= Masada: From Jewish Revolt to Modern Myth =

Masada: From Jewish Revolt to Modern Myth is a 2019 book by Jodi Magness. It describes the events at the ancient Siege of Masada in modern-day Israel, the 20th century Israeli national myth that was based on it, and the relationship of these two.

In the book, Magness argues that the earlier archeologists working at Masada, Yigael Yadin and Shmarya Guttman, gave too much creedance to Josephus's contemporary work The Jewish War (the only full contemporary written account of the Siege of Masada). According to Josephus, the defenders at Masada killed themselves when the battle was lost. Most scholars are now skeptical of this including Magness. According to Magness, Yadin and Guttman also misinterpreted their archeological findings – likely because their Zionist-nationalistic perspective may have colored their interpretations (Yadin and Guttman were involved in the creation of the state of Israel; in fact Yadin was Israel's second Chief of the General Staff). And the alleged suicide of the defenders at Masada became an important element of the myth shaped particularly by Yadin.

==Reviews==
in the Bible History Daily, Kenneth Atkinson describes the book as a "dramatic and well-researched narrative" and wrote "The highlight of Magness’s book is her detailed description of the archaeological finds at Masada. She shows that its defenders were not Zealots, as commonly believed, but Sicarii and some Essenes..."
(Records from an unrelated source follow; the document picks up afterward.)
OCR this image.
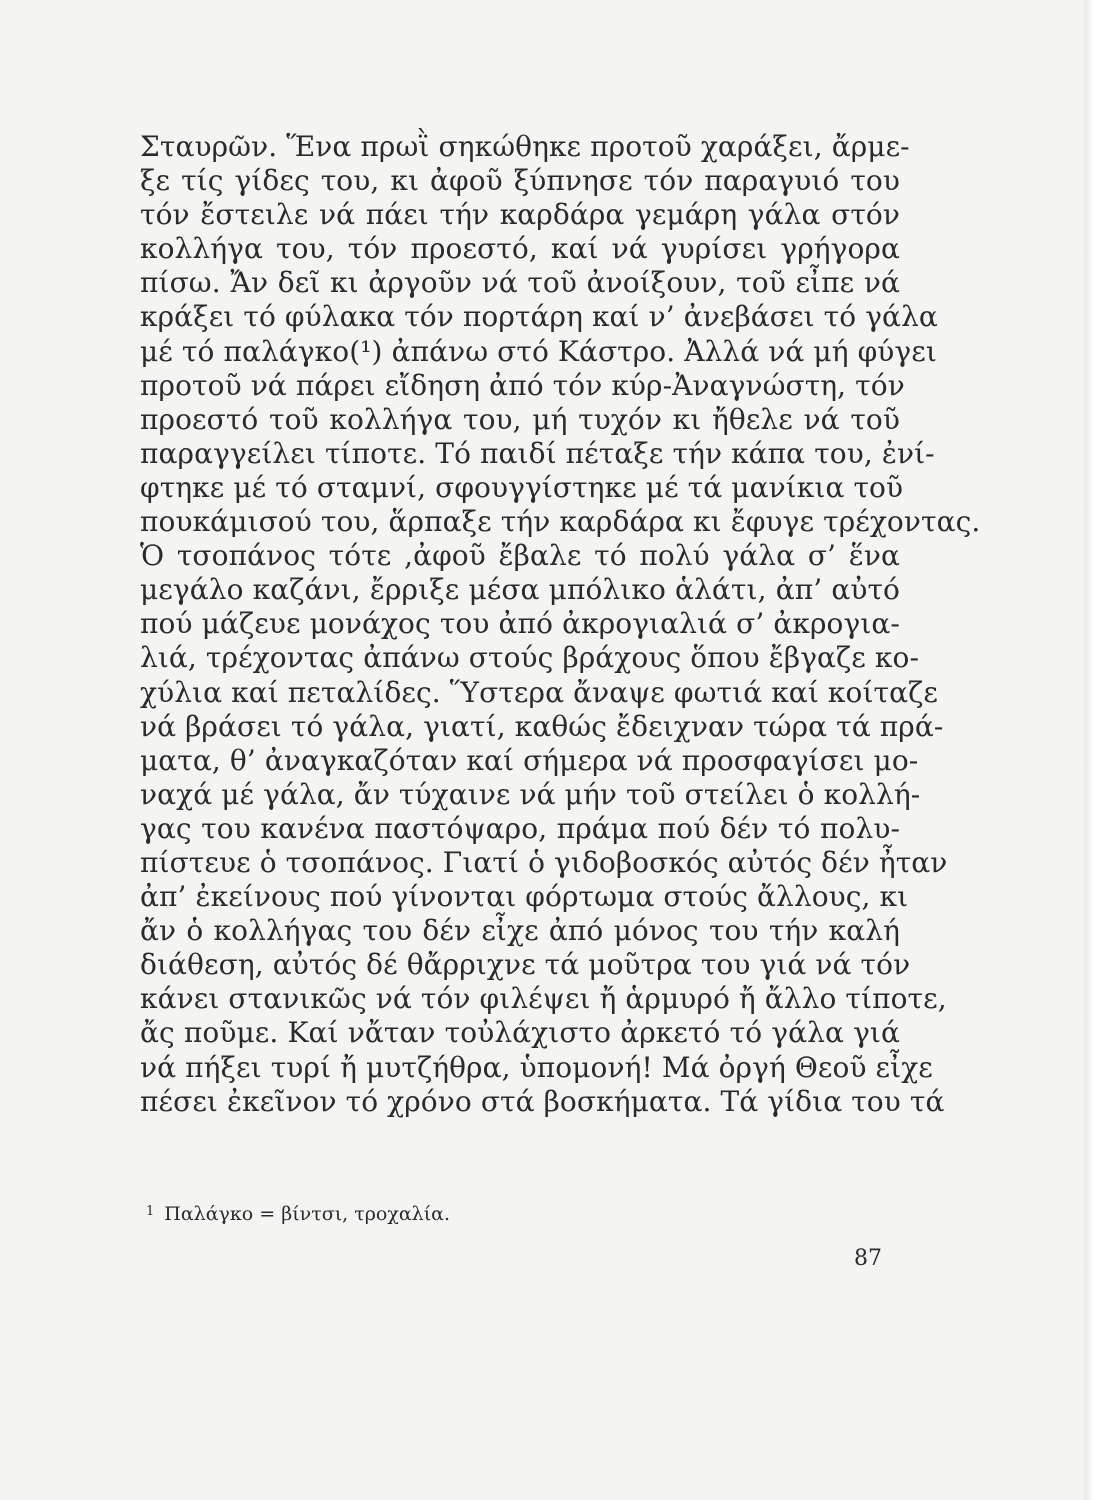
Σταυρῶν. Ἕνα πρωῒ σηκώθηκε προτοῦ χαράξει, ἄρμε-
ξε τίς γίδες του, κι ἀφοῦ ξύπνησε τόν παραγυιό του
τόν ἔστειλε νά πάει τήν καρδάρα γεμάρη γάλα στόν
κολλήγα του, τόν προεστό, καί νά γυρίσει γρήγορα
πίσω. Ἄν δεῖ κι ἀργοῦν νά τοῦ ἀνοίξουν, τοῦ εἶπε νά
κράξει τό φύλακα τόν πορτάρη καί ν’ ἀνεβάσει τό γάλα
μέ τό παλάγκο(¹) ἀπάνω στό Κάστρο. Ἀλλά νά μή φύγει
προτοῦ νά πάρει εἴδηση ἀπό τόν κύρ-Ἀναγνώστη, τόν
προεστό τοῦ κολλήγα του, μή τυχόν κι ἤθελε νά τοῦ
παραγγείλει τίποτε. Τό παιδί πέταξε τήν κάπα του, ἐνί-
φτηκε μέ τό σταμνί, σφουγγίστηκε μέ τά μανίκια τοῦ
πουκάμισού του, ἅρπαξε τήν καρδάρα κι ἔφυγε τρέχοντας.
Ὁ τσοπάνος τότε ,ἀφοῦ ἔβαλε τό πολύ γάλα σ’ ἕνα
μεγάλο καζάνι, ἔρριξε μέσα μπόλικο ἁλάτι, ἀπ’ αὐτό
πού μάζευε μονάχος του ἀπό ἀκρογιαλιά σ’ ἀκρογια-
λιά, τρέχοντας ἀπάνω στούς βράχους ὅπου ἔβγαζε κο-
χύλια καί πεταλίδες. Ὕστερα ἄναψε φωτιά καί κοίταζε
νά βράσει τό γάλα, γιατί, καθώς ἔδειχναν τώρα τά πρά-
ματα, θ’ ἀναγκαζόταν καί σήμερα νά προσφαγίσει μο-
ναχά μέ γάλα, ἄν τύχαινε νά μήν τοῦ στείλει ὁ κολλή-
γας του κανένα παστόψαρο, πράμα πού δέν τό πολυ-
πίστευε ὁ τσοπάνος. Γιατί ὁ γιδοβοσκός αὐτός δέν ἦταν
ἀπ’ ἐκείνους πού γίνονται φόρτωμα στούς ἄλλους, κι
ἄν ὁ κολλήγας του δέν εἶχε ἀπό μόνος του τήν καλή
διάθεση, αὐτός δέ θἄρριχνε τά μοῦτρα του γιά νά τόν
κάνει στανικῶς νά τόν φιλέψει ἤ ἁρμυρό ἤ ἄλλο τίποτε,
ἄς ποῦμε. Καί νἄταν τοὐλάχιστο ἀρκετό τό γάλα γιά
νά πήξει τυρί ἤ μυτζήθρα, ὑπομονή! Μά ὀργή Θεοῦ εἶχε
πέσει ἐκεῖνον τό χρόνο στά βοσκήματα. Τά γίδια του τά
$^1$ Παλάγκο = βίντσι, τροχαλία.
87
Jan Willem van Henten, reviewing the book in the Journal for the Study of Judaism, wrote that "[Magness] takes Masada as the point of departure for an engagement with the broader history of Judea" and "Magness states that her overview [of the First Jewish Revolt, which culminated in the siege Masada] is based on Josephus and modern scholarship 'without taking sides of in the debate about the causes of the revolt', which makes makes the reader wonder 'why'".

Michaël Girardin, in the Bryn Mawr Classical Review, describes the book as "rewarding and stimulating" and that "What we know from Flavius Josephus is condensed in a few pages, with a specific attention to Josephus’s biases and apologetic tendencies", and "It is at [Chapter 8, describing the actual siege itself] that Magness’s work shines the most... After having inquired about who the Jews at Masada were... she shows the archaeological remains of the rebels’ presence on the site, describing the housing, food, synagogue, the ritual baths (miqva’ot), stone and dung vessels that testify not only the ritual and purity concern of the rebels but also their poverty and low class origin". In the final chapter, Magness "explores the origins and developments of the Masada myth, with particular attention to the figure of Yigael Yadin, the first excavator of Masada and one of the most important promoters of its use in Zionist and nationalist discourses. She exposes the nationalist appropriation of the mass suicide of the Sicarii and, at the same time, the difficulties archaeologists face trying to confirm the story told by Josephus. In fact, [according to Magness] it seems that no mass suicide was ever committed at Masada and that the story was only a narrative embellishment. But Magness advances here with a commendable prudence, not forgetting to conclude that she is not a Josephus specialist and that 'whether or not the mass suicide story is true depends on how one evaluates Josephus’s reliability as an historian'”.